Traktementsregeling voor Innovatiepredikanten
Vastgesteld door de Commissie tot de Zaken op 15 januari 2021
Ingangsdatum 1 januari 2021
I Vaststelling van de rechtspositie
I.1. Kerkorde
Voor zover niet strijdig met de kerkorde zijn de gedragsregels voor predikanten, zoals opgesteld door de Nederlandse Bond van Predikanten in 1996, voor de Remonstrantse Innovatiepredikanten van toepassing.
I.2 Traktementsregeling
In de traktementsregeling zijn de materiële en immateriële arbeidsvoorwaarden van de predikanten voor gewone werkzaamheden vastgelegd.
I.3. Overeenkomst van opdracht
Met Innovatiepredikanten die een beroep hebben aanvaard wordt een overeenkomst van opdracht afgesloten.
a.
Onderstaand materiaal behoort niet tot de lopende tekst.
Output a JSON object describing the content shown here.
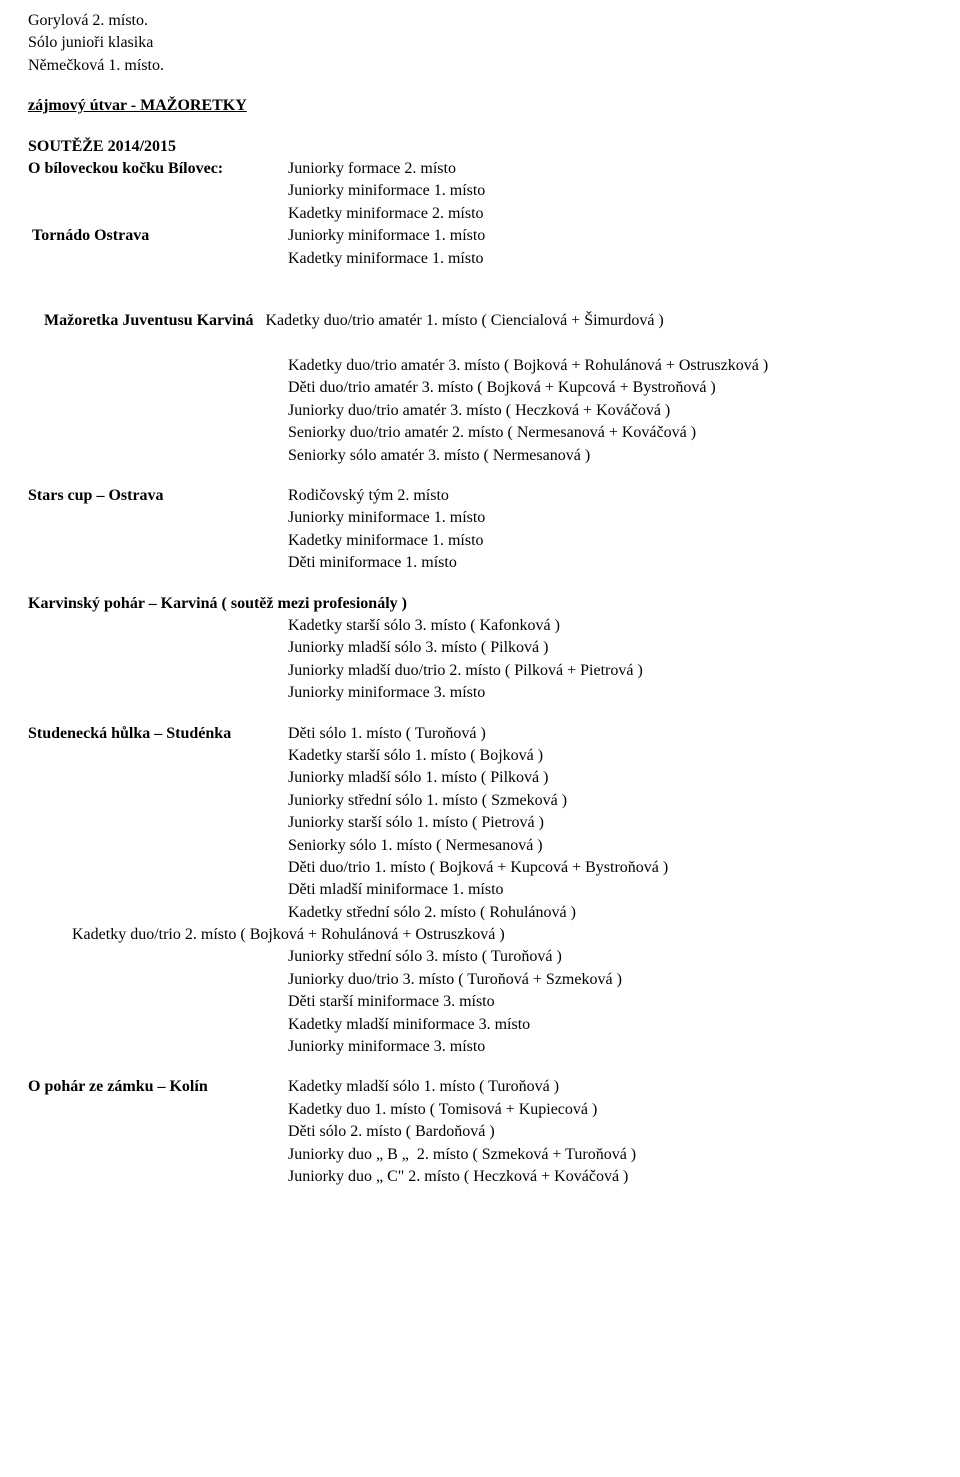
{
  "top": {
    "l1": "Gorylová 2. místo.",
    "l2": "Sólo junioři klasika",
    "l3": "Němečková 1. místo."
  },
  "section_title": "zájmový útvar - MAŽORETKY",
  "competitions_header": "SOUTĚŽE 2014/2015",
  "comp1": {
    "label": "O bíloveckou kočku Bílovec:",
    "r1": "Juniorky formace 2. místo",
    "r2": "Juniorky miniformace 1. místo",
    "r3": "Kadetky miniformace 2. místo"
  },
  "comp2": {
    "label": " Tornádo Ostrava",
    "r1": "Juniorky miniformace 1. místo",
    "r2": "Kadetky miniformace 1. místo"
  },
  "comp3": {
    "label_bold": "Mažoretka Juventusu Karviná",
    "label_rest": "   Kadetky duo/trio amatér 1. místo ( Ciencialová + Šimurdová )",
    "r2": "Kadetky duo/trio amatér 3. místo ( Bojková + Rohulánová + Ostruszková )",
    "r3": "Děti duo/trio amatér 3. místo ( Bojková + Kupcová + Bystroňová )",
    "r4": "Juniorky duo/trio amatér 3. místo ( Heczková + Kováčová )",
    "r5": "Seniorky duo/trio amatér 2. místo ( Nermesanová + Kováčová )",
    "r6": "Seniorky sólo amatér 3. místo ( Nermesanová )"
  },
  "comp4": {
    "label": "Stars cup – Ostrava",
    "r1": "Rodičovský tým 2. místo",
    "r2": "Juniorky miniformace 1. místo",
    "r3": "Kadetky miniformace 1. místo",
    "r4": "Děti miniformace 1. místo"
  },
  "comp5": {
    "label": "Karvinský pohár – Karviná ( soutěž mezi profesionály )",
    "r1": "Kadetky starší sólo 3. místo ( Kafonková )",
    "r2": "Juniorky mladší sólo 3. místo ( Pilková )",
    "r3": "Juniorky mladší duo/trio 2. místo ( Pilková + Pietrová )",
    "r4": "Juniorky miniformace 3. místo"
  },
  "comp6": {
    "label": "Studenecká hůlka – Studénka",
    "r1": "Děti sólo 1. místo ( Turoňová )",
    "r2": "Kadetky starší sólo 1. místo ( Bojková )",
    "r3": "Juniorky mladší sólo 1. místo ( Pilková )",
    "r4": "Juniorky střední sólo 1. místo ( Szmeková )",
    "r5": "Juniorky starší sólo 1. místo ( Pietrová )",
    "r6": "Seniorky sólo 1. místo ( Nermesanová )",
    "r7": "Děti duo/trio 1. místo ( Bojková + Kupcová + Bystroňová )",
    "r8": "Děti mladší miniformace 1. místo",
    "r9": "Kadetky střední sólo 2. místo ( Rohulánová )",
    "r10_indent": "           Kadetky duo/trio 2. místo ( Bojková + Rohulánová + Ostruszková )",
    "r11": "Juniorky střední sólo 3. místo ( Turoňová )",
    "r12": "Juniorky duo/trio 3. místo ( Turoňová + Szmeková )",
    "r13": "Děti starší miniformace 3. místo",
    "r14": "Kadetky mladší miniformace 3. místo",
    "r15": "Juniorky miniformace 3. místo"
  },
  "comp7": {
    "label": "O pohár ze zámku – Kolín",
    "r1": "Kadetky mladší sólo 1. místo ( Turoňová )",
    "r2": "Kadetky duo 1. místo ( Tomisová + Kupiecová )",
    "r3": "Děti sólo 2. místo ( Bardoňová )",
    "r4": "Juniorky duo „ B „  2. místo ( Szmeková + Turoňová )",
    "r5": "Juniorky duo „ C\" 2. místo ( Heczková + Kováčová )"
  }
}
Bij een eerste beroep als Innovatiepredikant wordt een overeenkomst van opdracht gesloten voor een periode van één jaar.
b. Een Innovatiepredikant kan naast een overeenkomst van opdracht ook een overeenkomst van opdracht aangaan voor een ‘reguliere’ predikantspositie in dezelfde of in een andere gemeente als waarvoor de overeenkomst van opdracht geldt.
c. Wanneer na een periode van één jaar en na evaluatie door de daarvoor aangewezen personen als goed wordt beoordeeld komt de Innovatiepredikant in aanmerking voor een tweede beroep als Innovatiepredikant. In die situatie wordt een overeenkomst van opdracht aangeboden voor de periode van twee jaren.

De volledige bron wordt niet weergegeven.